Difference in Model Performance when using Validation set/ Testing set

I have implemented a PyTorch NN code for classification and regression.

Classification:
a) Use stratifiedKfolds for cross-validation (K=10- means 10 fold-cross validation)
I divided the data: as follows:
Suppose I have 100 data: 10 for testing, 18 for validation, 72 for training.

b) Loss function = CrossEntropy
c) Optimization = SGD
d) Early Stopping where waittime = 100 epochs.

Problem is:
Baseline Accuracy = 51%
Accuracy on Training set = 100%
Accuracy on validation set = 90%
Accuracy on testing set = 72%

I don’t understand what are the reasons behind the huge performance difference in Testing data/ Validation data?

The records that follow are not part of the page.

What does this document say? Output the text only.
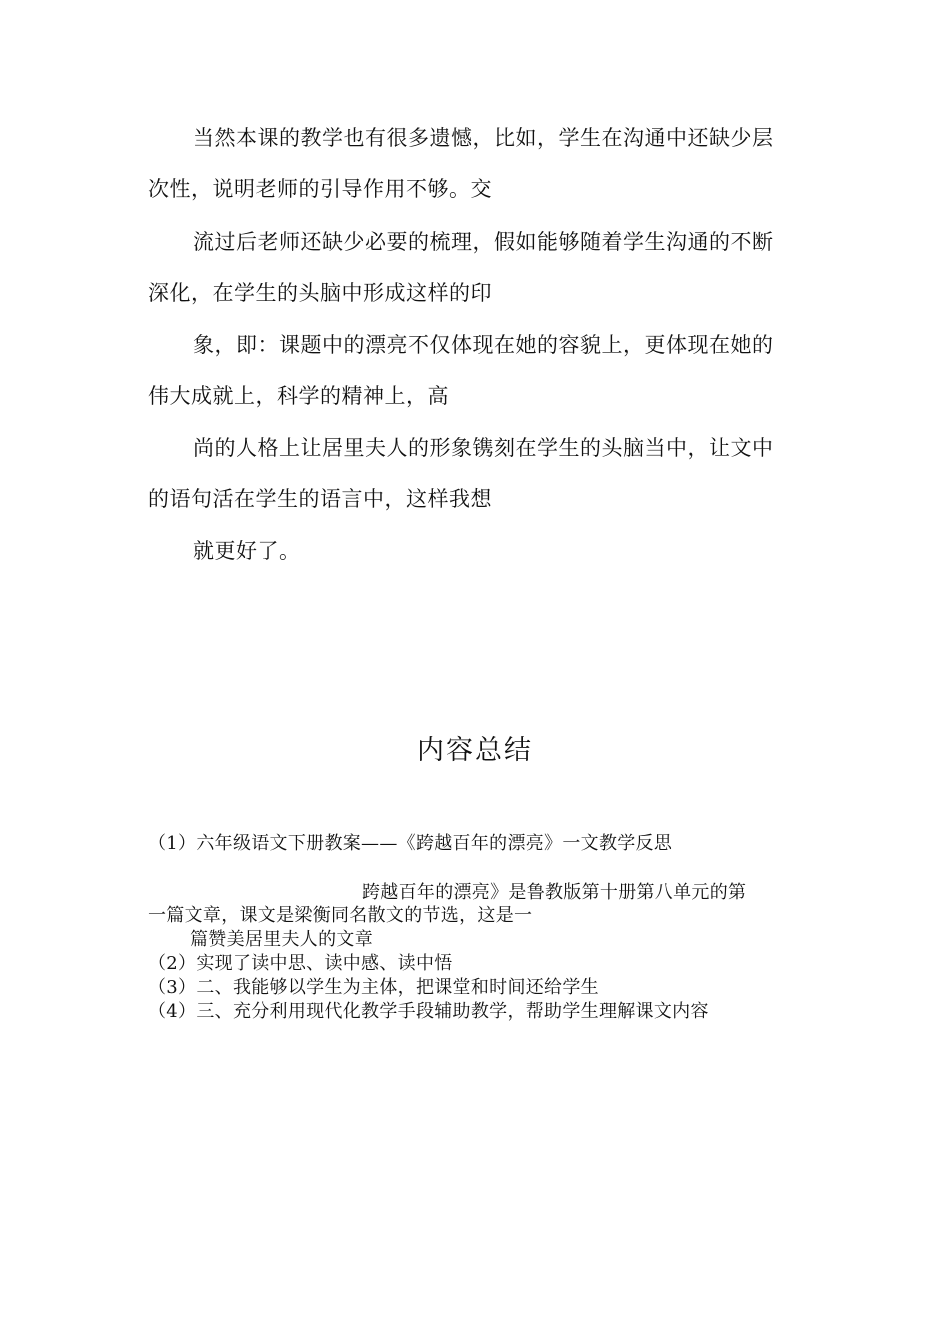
当然本课的教学也有很多遗憾，比如，学生在沟通中还缺少层
次性，说明老师的引导作用不够。交
流过后老师还缺少必要的梳理，假如能够随着学生沟通的不断
深化，在学生的头脑中形成这样的印
象，即：课题中的漂亮不仅体现在她的容貌上，更体现在她的
伟大成就上，科学的精神上，高
尚的人格上让居里夫人的形象镌刻在学生的头脑当中，让文中
的语句活在学生的语言中，这样我想
就更好了。
内容总结
（1）六年级语文下册教案——《跨越百年的漂亮》一文教学反思
跨越百年的漂亮》是鲁教版第十册第八单元的第
一篇文章，课文是梁衡同名散文的节选，这是一
篇赞美居里夫人的文章
（2）实现了读中思、读中感、读中悟
（3）二、我能够以学生为主体，把课堂和时间还给学生
（4）三、充分利用现代化教学手段辅助教学，帮助学生理解课文内容
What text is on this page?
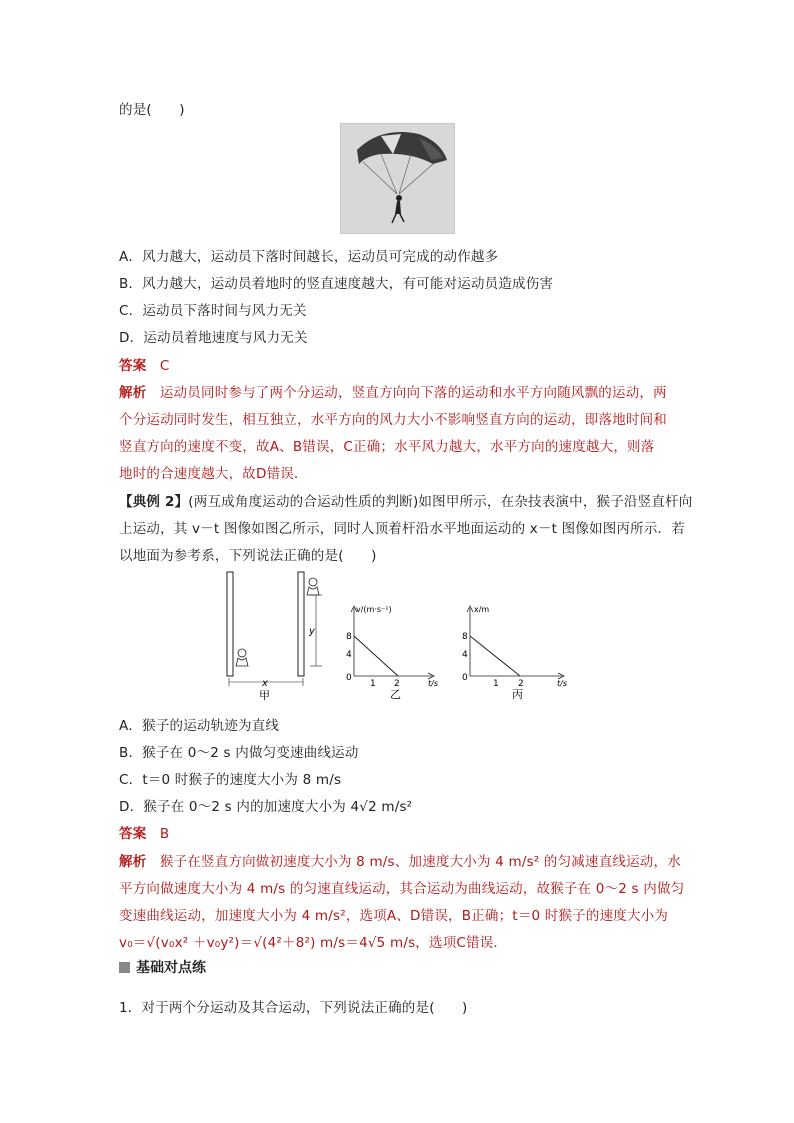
的是(　　)
A．风力越大，运动员下落时间越长，运动员可完成的动作越多
B．风力越大，运动员着地时的竖直速度越大，有可能对运动员造成伤害
C．运动员下落时间与风力无关
D．运动员着地速度与风力无关
答案 C
解析 运动员同时参与了两个分运动，竖直方向向下落的运动和水平方向随风飘的运动，两
个分运动同时发生，相互独立，水平方向的风力大小不影响竖直方向的运动，即落地时间和
竖直方向的速度不变，故A、B错误，C正确；水平风力越大，水平方向的速度越大，则落
地时的合速度越大，故D错误．
【典例 2】(两互成角度运动的合运动性质的判断)如图甲所示，在杂技表演中，猴子沿竖直杆向
上运动，其 v－t 图像如图乙所示，同时人顶着杆沿水平地面运动的 x－t 图像如图丙所示．若
以地面为参考系，下列说法正确的是(　　)
y
x
甲
v/(m·s⁻¹)
8
4
0
1 2	t/s
乙
x/m
8
4
0
1 2	t/s
丙
A．猴子的运动轨迹为直线
B．猴子在 0～2 s 内做匀变速曲线运动
C．t＝0 时猴子的速度大小为 8 m/s
D．猴子在 0～2 s 内的加速度大小为 4√2 m/s²
答案 B
解析 猴子在竖直方向做初速度大小为 8 m/s、加速度大小为 4 m/s² 的匀减速直线运动，水
平方向做速度大小为 4 m/s 的匀速直线运动，其合运动为曲线运动，故猴子在 0～2 s 内做匀
变速曲线运动，加速度大小为 4 m/s²，选项A、D错误，B正确；t＝0 时猴子的速度大小为
v₀＝√(v₀x² ＋v₀y²)＝√(4²＋8²) m/s＝4√5 m/s，选项C错误．
基础对点练
1．对于两个分运动及其合运动，下列说法正确的是(　　)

How can I solve this problem?

Regression:
a) use the same network structure
b) loss function = MSELoss
c) Optimization = SGD
d) Early Stopping where waittime = 100 epochs.
e) Use K-fold for cross-validation.
I divided the data: as follows:
Suppose I have 100 data: 10 for testing, 18 for validation, 72 for training.

> Problem is:
Baseline MSE= 14.0
Accuracy on Training set = 0.0012
Accuracy on validation set = 6.45
Accuracy on testing set = 17.12

I don’t understand what are the reasons behind the huge performance difference in Testing data/ Validation data?

How can I solve these problems? or Is this an obvious thing for NN/ depend on particular dataset?

You might see some generalization error in your first example.
Chapter 40 of Ng’s Machine Learning Yearning might give you some more information of this Wikipedia article.